Verklaart niet bewezen wat aan de verdachte meer of anders is ten laste gelegd dan hierboven als bewezen is aangenomen en spreekt de verdachte daarvan vrij.
Verklaart dat het bewezenverklaarde strafbaar is en dat dit de hierboven vermelde strafbare feiten oplevert.
Verklaart de verdachte daarvoor strafbaar.
Veroordeelt de verdachte tot een GEVANGENISSTRAF voor de duur van 18 MAANDEN.
Beveelt dat de tijd die de veroordeelde vóór de tenuitvoerlegging van deze uitspraak in
verzekering en voorlopige hechtenis heeft doorgebracht, bij de uitvoering van de opgelegde gevangenisstraf geheel in mindering zal worden gebracht.
Verklaart verbeurd: 1 weegschaal, merk Soehnle en 1 weegschaal, merk Casio.
Verklaart onttrokken aan het verkeer: 1 doos, merk Hertog, 45 ponypacks, 1 zak, 1 doos, 1 doos, 2 zakjes met poeder.
Gelast de teruggave van: 1 toilettas, merk Abtronic, 2 mobiele telefoons, merk Nokia, 3 stuks papier, 1 laptop, merk Fujitsu Siemens, 1 accu, merk Fujitsu Siemens, 1 diskette, merk Fujitsu Siemens, 1 laptoptas, 1 portemonnee, geld Euro 27,45, 1 identiteitskaart ten name van verdachte, 1 toilettas, merk Adidas, 1 paspoort op naam van verdachte, 3 mixers, merk Krups, 1 mixer, merk Braun, 2 agenda’s, respectievelijk rood en groen van kleur, 1 negatief (foto), 1 brief, 2 bankafschriften, serienummers respectievelijk [serienummer] (Rabobank) en [serienummer] (Abn-Amrobank).

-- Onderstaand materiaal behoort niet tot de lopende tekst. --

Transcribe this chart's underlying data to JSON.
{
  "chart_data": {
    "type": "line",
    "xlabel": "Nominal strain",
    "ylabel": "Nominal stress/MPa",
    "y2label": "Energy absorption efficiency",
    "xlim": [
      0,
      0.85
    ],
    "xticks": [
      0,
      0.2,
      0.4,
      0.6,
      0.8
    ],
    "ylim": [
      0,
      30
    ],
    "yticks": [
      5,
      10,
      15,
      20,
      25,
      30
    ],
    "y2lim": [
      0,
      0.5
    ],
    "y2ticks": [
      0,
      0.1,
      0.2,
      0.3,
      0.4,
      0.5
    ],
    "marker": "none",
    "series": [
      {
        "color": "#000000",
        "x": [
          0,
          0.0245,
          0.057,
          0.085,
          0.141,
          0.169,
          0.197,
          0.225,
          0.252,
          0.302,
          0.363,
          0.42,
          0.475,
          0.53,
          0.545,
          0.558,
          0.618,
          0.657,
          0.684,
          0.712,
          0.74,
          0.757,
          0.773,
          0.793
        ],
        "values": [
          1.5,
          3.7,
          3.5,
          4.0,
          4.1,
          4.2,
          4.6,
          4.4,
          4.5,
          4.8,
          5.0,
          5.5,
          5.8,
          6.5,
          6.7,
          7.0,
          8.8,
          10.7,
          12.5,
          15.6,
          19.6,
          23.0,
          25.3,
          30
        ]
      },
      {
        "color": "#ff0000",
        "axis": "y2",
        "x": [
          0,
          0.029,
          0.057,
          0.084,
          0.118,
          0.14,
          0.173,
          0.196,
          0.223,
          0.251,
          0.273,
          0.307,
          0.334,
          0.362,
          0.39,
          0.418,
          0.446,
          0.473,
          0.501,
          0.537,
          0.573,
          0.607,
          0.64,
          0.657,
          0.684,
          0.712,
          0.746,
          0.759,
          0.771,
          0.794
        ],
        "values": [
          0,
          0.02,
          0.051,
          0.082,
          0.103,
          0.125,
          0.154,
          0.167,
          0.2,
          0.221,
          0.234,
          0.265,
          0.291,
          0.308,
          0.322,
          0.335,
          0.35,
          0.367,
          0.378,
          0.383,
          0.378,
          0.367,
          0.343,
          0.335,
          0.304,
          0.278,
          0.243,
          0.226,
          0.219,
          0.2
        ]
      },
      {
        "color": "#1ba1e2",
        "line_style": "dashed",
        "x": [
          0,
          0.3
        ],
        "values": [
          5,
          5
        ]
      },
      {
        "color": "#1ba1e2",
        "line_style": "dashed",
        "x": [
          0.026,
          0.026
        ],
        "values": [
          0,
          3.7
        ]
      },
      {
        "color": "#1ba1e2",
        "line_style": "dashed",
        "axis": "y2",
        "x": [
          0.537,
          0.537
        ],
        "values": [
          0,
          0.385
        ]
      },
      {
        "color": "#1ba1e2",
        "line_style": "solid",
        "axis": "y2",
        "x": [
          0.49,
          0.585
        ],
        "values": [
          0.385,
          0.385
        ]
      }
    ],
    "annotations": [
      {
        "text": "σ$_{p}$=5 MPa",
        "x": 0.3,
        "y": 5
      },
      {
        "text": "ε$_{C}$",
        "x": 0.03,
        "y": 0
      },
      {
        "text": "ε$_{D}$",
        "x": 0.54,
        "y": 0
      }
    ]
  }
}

Dit vonnis is gewezen door mrs. J.K.J. van den Boom, C.W. Bianchi en G.A. Bos, bijgestaan door F.P.L. van der Lee als griffier en uitgesproken op de openbare terechtzitting van deze rechtbank van 18 december 2007.
Mr. Bos is buiten staat dit vonnis mede te ondertekenen.